Reports from Cuba: Rocco in a futureless country

Pedro Pablo Morejon writes in Havana Times:

Rocco in the Futureless Country

Rocco recalls his childhood and his uncle’s words, the uncle who taught him to play chess and after months of managing to beat him, he heard him say: “You’re really talented; fight to be better. The greatest players travel all over the world and live like rich men.”

Since then, he was only passionate about a board with 32 chess pieces and 64 squares, where strategies, tactical plays and checkmate combinations were cast and that’s how he played, competed in, and won tournaments, like the provincial school one in 1989.

But Rocco was a rural boy without any connections, without a map that would lead him to success and the dream was cut short in his teenage years, when he decided to adopt another goal; become a great lawyer and after a rough career path, he managed to get a Law degree graduate at nearly 30 years old.

He joined a law firm and classified to teach Law at University. Passionate as always, he devoured every book on the subject that fell into his hands. He became a kind of walking talking encyclopedia.

He built his reputation case by case, but he had nothing in his country of misery and worst yet, Rocco was always a stubborn and disobedient guy. It’s like a gene that has been controlling him since birth.

He remembers his early years as a student with a smirk. In his school books, after every order for homework, the teacher would underline it the next day with a “it stands out for its absence,” as it would be a blank page. He also remembers running away from boarding schools, military service…

Rocco is irreverent, libertarian, opposed to any power that threatens his autonomy, and this is why his words cost him being kicked out of the law firm and University.

Things were never the same for him, he had to bury this dream deep down in his heart, or at least put it to sleep, waiting for a better future nowhere in sight.

Then, the epiphany came one morning in January 2016, when he felt like he could finally stand up with Literature, this refined and elegant woman who had been chasing him since adolescence, but he always ran away from her because he didn’t think he was good enough.

Their date had been set years before when his tutor at pre-university recorded a note in his school file that read: “He aspires to be a writer and he has the potential to be one.” 

That evening, he wrote the first words of what would be his debut. He felt like he was possessed by a supernatural force that made him believe that yes, a man’s old dreams can become reality despite living in Cuba.

Making a living off Literature, in the same way a pimp can make a living off a classy prostitute. It isn’t an entirely absurd analogy. He liked the idea of living in a brothel surrounded by his lovers: Story, Novel, Chronicle, Essay and Poetry, although the latter is normally more slippery or is perhaps afraid of him.

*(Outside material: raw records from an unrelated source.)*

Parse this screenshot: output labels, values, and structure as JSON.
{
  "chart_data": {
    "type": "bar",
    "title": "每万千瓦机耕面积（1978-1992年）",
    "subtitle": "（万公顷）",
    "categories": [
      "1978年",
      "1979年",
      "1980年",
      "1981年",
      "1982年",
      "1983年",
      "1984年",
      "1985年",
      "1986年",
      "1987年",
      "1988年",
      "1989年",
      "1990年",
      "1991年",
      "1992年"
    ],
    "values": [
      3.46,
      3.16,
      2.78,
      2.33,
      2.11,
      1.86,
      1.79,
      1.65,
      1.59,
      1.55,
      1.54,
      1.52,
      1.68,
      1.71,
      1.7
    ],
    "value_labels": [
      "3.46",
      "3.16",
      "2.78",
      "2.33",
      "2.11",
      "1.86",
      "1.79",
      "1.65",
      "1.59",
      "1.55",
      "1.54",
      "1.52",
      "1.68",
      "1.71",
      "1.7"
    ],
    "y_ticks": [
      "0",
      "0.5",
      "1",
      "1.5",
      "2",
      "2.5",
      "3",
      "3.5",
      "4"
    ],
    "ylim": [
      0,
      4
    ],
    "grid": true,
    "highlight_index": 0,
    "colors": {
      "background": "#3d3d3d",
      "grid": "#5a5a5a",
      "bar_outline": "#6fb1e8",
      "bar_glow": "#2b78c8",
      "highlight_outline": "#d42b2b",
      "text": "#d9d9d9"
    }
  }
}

But Literature doesn’t feed pimps, much less in Cuba, the country of pipe dreams. The thing is, Rocco came into the world at the wrong time and in the wrong country.

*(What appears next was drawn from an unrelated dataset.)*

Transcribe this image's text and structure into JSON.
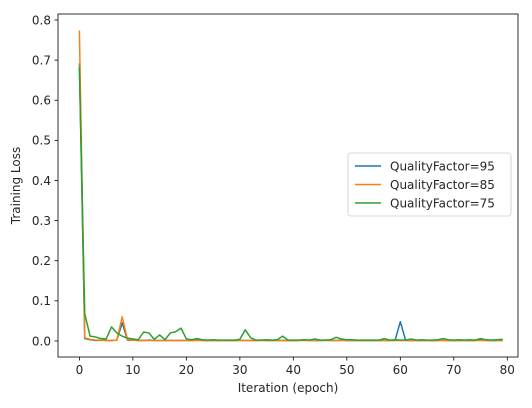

This is why he’s built a protective bubble with fitness and writing, while he waits for the right moment when he can pick up on his dreams that have never left him, because not dreaming is like dying while being alive.

Rocco wants to leave already. The truth is, he never thought about it, he always held onto the hope of a better country. Now, everything seems almost impossible, and he is waiting for his parole application to the country of opportunities to be approved.

He knows that if it is approved, things won’t be so easy, he’s a dreamer, not deluded. The first few years will be backbreaking work without hardly any time for himself, but it’s also the only way he can get ahead in life and help his young daughter.

It’s really hard to do this in Cuba, a sunken, destroyed, oppressed, hungry, poor country (it deserves all of these adjectives) hijacked by a mafia that killed its future and locked up Hope in a dungeon.